Goodman, 32, is well-aware of the current events that have shaped discussions about law enforcement throughout the nation in the past year. He has seen the violence and he has heard the often-hateful rhetoric. He also has worked to be part of the solution. He and Sgt. Stan Malek lead the Salem Police Department’s community program known as “Culture.” The acronym stands for Community Understanding and Leadership Through Unbiased Response and Engagement.

“I try to understand both sides of these arguments, but to me, all lives matter,” says Goodman. “People want to be heard and ‘Culture’ allows people to respectfully talk to us in a casual atmosphere.”

Goodman admits he is both humbled by and appreciative of the honor his fellow officers have bestowed upon him. He also is particularly grateful to serve in a community that value resource officers as much as Salem does.

“Everybody works together for a common goal in Salem,” he says. “The school division, the teachers, the administrators, and the police department all want resource officers in the schools. It is important for us to be there and I commend Salem for making this a priority.”

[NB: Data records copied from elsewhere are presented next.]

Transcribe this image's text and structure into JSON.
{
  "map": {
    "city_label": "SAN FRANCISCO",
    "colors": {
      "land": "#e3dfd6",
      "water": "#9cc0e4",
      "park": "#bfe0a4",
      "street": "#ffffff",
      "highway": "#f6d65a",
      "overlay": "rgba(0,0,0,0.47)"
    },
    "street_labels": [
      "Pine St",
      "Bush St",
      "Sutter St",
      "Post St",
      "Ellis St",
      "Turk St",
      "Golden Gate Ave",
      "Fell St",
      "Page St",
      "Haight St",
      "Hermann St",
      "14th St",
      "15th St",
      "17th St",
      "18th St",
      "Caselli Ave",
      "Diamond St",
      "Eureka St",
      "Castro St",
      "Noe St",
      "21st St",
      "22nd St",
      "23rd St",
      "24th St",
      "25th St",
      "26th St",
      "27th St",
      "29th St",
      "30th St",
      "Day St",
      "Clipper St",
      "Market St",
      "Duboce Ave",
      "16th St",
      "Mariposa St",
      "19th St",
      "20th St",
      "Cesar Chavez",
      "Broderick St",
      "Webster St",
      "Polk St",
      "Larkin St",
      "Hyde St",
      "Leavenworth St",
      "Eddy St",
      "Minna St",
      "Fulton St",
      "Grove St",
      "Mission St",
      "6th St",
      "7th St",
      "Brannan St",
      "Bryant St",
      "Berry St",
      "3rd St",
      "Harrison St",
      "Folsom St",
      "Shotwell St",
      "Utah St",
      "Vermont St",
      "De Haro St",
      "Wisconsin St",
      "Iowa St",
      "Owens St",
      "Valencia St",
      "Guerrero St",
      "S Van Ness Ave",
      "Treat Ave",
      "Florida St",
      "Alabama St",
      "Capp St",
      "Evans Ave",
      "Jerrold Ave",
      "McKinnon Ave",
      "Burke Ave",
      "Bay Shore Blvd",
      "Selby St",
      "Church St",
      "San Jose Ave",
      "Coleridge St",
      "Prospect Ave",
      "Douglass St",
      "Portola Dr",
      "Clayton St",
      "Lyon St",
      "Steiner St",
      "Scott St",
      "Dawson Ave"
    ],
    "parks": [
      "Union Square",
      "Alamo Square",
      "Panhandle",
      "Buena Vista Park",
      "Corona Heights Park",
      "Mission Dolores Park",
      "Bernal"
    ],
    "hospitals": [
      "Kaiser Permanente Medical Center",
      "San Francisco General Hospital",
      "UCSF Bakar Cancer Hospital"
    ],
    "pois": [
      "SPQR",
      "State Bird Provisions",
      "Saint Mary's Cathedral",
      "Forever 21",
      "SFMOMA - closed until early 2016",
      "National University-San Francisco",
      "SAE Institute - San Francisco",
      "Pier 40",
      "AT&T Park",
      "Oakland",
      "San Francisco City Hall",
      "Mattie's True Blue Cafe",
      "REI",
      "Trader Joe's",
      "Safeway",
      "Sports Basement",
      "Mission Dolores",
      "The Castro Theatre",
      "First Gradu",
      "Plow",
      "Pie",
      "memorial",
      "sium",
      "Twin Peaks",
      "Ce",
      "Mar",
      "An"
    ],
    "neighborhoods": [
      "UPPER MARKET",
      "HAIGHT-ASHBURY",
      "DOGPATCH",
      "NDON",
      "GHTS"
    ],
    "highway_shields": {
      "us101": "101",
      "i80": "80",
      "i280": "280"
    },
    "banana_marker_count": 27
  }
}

“I have known Senior Officer Goodman since he was a teenager and it has been a true privilege to see him develop into the humble, hard-working and loyal man he is today,” says Mike Crawley, Salem Police Chief. “He is unlike many people we currently see in the work force in that he takes ownership of a problem when he sees one and doesn’t wait for someone else for fix it. He has that ‘guardian’ mindset you cannot teach, and we are truly blessed to have him in Salem.”

The Salem-Roanoke County Chamber of Commerce will honor Goodman formally in April.